Celles-ci ont mis fin à l'exploitation agricole de la fagne dans la partie inférieure de notre aire de recherches. L'extraction de la tourbe et la production du sel (cette derniere étant prépondérante pour des raisons économiques) resterent possibles pendant quelques décennies. Mais la production du sel fut découragée à la longue par les alluvions qui s'accumulaient de plus en plus sur la fagne, la perspective de créer des polders rentables sur l'argile après des travaux d'endiguement rendus possible par le développement ininterrompu des marais, et, dans une mesure moindre, par l'importation de sel francais. La production du sel cessa vers 1460.
La mer ne risquait pas d'inonder la partie supérieure de la région. La tourbe une fois enlevée, le sous-sol sableux apparut à la surface. Même après la fin de l'exploitation commerciale de la tourbe, les fermiers continuerent à l'extraire, détruisant ainsi les derniers restes de la fagne. Ce qui subsistait disparut sous la bruyere ou fut charrué et détruit par l'oxydation. Avant même le travail de défrichage, le terrain mal drainé à la suite de l'abandon des canaux redevint une lande humide dans laquelle la tourbe se reforma localement.
Contrairement à ce qui s'est passé dans les tourbieres du nord de la Flandre et du nord-est des Pays-Bas, l'extraction de la tourbe n'a été suivie immédiatement par le défrichage agricole que dans quelques endroits de la région qui nous occupe.
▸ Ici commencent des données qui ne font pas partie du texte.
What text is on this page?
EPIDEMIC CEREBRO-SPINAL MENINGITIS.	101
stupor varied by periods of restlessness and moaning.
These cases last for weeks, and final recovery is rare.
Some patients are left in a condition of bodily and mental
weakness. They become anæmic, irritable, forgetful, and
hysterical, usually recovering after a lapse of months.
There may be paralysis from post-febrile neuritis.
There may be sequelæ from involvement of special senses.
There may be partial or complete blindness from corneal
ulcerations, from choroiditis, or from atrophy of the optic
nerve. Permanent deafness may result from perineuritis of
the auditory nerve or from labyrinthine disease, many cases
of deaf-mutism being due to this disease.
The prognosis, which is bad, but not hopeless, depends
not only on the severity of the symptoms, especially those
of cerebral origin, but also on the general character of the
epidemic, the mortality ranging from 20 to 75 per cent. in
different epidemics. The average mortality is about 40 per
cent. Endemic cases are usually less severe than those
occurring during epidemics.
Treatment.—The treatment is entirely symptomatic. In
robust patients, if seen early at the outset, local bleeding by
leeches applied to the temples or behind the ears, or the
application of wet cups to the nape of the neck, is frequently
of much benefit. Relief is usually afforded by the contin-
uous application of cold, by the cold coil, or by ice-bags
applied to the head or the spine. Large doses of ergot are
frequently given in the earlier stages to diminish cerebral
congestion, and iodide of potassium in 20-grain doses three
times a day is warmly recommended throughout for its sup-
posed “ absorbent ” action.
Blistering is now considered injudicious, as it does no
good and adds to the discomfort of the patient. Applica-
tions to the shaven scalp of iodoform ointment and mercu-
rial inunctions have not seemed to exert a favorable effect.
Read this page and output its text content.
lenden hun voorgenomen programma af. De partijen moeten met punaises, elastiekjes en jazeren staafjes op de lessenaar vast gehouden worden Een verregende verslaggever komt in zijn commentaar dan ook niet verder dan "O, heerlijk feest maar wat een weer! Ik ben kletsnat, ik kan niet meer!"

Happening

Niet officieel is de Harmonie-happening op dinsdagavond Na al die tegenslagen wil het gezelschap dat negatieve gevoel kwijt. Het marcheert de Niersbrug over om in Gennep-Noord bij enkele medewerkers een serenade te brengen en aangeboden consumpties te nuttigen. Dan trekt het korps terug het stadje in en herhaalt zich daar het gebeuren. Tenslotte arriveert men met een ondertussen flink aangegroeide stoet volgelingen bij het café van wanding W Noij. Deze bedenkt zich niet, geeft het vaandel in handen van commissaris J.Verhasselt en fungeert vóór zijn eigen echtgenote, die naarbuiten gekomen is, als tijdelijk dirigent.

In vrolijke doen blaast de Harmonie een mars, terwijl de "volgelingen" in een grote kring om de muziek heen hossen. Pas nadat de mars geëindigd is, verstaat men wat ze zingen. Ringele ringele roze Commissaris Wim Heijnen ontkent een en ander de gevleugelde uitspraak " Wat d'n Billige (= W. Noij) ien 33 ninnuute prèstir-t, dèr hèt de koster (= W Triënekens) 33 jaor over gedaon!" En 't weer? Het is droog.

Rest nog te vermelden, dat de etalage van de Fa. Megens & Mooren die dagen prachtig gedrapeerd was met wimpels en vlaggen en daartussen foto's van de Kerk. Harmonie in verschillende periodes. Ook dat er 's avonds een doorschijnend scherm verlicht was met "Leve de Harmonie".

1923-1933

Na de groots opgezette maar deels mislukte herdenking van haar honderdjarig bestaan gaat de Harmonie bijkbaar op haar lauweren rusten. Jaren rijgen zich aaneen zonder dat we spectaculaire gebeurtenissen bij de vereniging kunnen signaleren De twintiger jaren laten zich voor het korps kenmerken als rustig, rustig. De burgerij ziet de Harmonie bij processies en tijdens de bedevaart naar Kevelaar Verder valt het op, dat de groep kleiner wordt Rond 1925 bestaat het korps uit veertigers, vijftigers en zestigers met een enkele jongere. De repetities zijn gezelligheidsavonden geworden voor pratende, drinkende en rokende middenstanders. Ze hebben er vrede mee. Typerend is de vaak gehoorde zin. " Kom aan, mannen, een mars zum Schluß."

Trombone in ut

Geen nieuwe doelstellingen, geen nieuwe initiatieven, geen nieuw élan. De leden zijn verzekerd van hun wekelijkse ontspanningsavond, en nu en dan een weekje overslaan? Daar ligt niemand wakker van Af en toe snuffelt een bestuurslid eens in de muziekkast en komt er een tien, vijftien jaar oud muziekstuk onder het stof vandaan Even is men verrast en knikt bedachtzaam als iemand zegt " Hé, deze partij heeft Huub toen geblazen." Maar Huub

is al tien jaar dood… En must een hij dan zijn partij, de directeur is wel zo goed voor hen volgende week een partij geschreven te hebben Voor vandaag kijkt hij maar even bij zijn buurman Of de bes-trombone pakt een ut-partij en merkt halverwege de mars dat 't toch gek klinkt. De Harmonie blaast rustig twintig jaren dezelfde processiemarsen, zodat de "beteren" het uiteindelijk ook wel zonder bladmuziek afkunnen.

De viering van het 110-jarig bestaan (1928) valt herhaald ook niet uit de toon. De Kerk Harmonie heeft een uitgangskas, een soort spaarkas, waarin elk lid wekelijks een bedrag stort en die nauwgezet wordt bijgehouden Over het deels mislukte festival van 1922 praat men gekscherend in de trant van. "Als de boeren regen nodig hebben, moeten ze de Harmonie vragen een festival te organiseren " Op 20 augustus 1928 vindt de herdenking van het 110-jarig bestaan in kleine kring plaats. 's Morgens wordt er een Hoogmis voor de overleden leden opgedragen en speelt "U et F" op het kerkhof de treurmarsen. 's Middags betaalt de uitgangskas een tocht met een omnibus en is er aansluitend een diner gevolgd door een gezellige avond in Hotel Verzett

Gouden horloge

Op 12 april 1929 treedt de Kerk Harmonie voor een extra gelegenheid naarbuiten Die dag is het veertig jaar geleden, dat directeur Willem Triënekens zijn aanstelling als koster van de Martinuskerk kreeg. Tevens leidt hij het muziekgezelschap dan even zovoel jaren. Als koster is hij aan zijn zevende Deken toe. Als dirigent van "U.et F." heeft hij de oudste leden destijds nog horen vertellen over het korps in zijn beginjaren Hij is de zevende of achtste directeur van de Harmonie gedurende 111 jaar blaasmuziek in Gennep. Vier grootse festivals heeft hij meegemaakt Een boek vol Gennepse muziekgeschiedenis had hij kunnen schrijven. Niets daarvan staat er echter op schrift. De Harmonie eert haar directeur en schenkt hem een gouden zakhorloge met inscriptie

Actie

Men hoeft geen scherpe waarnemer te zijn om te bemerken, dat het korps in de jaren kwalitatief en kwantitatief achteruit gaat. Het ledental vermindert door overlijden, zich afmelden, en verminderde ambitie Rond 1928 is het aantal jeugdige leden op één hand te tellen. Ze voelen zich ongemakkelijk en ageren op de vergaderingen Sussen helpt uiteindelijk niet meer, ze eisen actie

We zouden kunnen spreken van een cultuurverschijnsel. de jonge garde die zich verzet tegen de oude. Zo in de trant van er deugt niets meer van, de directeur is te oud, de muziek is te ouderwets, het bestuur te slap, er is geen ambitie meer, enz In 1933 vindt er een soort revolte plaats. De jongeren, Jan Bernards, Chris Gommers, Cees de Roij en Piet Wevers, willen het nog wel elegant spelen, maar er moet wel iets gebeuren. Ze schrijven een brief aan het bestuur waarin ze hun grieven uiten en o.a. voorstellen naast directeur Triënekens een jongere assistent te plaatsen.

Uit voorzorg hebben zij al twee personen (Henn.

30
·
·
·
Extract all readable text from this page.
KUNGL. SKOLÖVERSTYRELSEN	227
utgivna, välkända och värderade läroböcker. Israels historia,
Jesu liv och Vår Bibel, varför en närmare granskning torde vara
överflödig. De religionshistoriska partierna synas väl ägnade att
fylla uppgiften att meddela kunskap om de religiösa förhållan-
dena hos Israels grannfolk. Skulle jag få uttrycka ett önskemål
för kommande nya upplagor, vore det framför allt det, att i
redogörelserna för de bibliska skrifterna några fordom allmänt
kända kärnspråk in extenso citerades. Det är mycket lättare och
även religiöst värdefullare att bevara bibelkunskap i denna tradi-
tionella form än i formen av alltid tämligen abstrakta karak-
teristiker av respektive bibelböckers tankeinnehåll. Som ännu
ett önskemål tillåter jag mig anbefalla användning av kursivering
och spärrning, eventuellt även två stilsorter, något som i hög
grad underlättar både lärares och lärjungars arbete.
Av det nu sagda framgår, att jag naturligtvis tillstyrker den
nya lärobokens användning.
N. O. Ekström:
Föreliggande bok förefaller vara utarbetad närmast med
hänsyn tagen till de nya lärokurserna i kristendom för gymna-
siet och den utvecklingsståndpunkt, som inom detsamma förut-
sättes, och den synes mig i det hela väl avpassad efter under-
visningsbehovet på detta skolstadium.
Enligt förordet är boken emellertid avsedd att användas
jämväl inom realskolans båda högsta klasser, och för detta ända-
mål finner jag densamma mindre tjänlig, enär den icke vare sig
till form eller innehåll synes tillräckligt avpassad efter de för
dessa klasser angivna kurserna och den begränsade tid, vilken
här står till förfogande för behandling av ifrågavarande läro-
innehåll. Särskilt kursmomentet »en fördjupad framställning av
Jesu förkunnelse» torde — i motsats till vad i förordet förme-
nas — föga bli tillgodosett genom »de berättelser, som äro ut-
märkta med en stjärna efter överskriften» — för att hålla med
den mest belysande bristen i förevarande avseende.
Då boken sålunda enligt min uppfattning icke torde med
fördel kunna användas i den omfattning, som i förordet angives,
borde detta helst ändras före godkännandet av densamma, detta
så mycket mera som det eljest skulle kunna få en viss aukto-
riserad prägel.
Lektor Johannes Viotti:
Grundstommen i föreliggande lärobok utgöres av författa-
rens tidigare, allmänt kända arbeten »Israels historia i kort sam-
Cette différence est sans doute due au fait que les terrains y étaient principalement vendus en vue de la production de tourbe et que les seigneurs locaux et régionaux s'abstenaient d'initiatives de défrichage.
Le laps de temps entre la fin de l'extraction de la tourbe à un endroit et le début du défrichage agricole a été le facteur principal de conservation de traces de la période d'exploitation dans le paysage agricole. Dans les territoires défrichés très tôt, on retrouve des vestiges du XIIIe siècle au milieu du paysage campinois qui a envahi la région. Par contre, dans les terrains défrichés au XXe siècle, les témoins de cette période ont pratiquement tous disparu. Ce sont surtout les canaux destinés au transport de la tourbe qui déterminent le caractere du paysage en raison de leur longueur importante et des rangées d'arbres à haute tige ou d'arbustes qui les bordent.
Dans la partie inférieure, la fagne est actuellement cachée par des dépots récents d'argile, de gravier et de sable. Dans la partie supérieure, les fermiers ont minutieusement enlevé les restes de tourbe laissés par les grandes exploitations. Le temps a fait le reste. C'est ainsi qu'a disparu une importante couche de tourbe d'un grand intérêt commercial.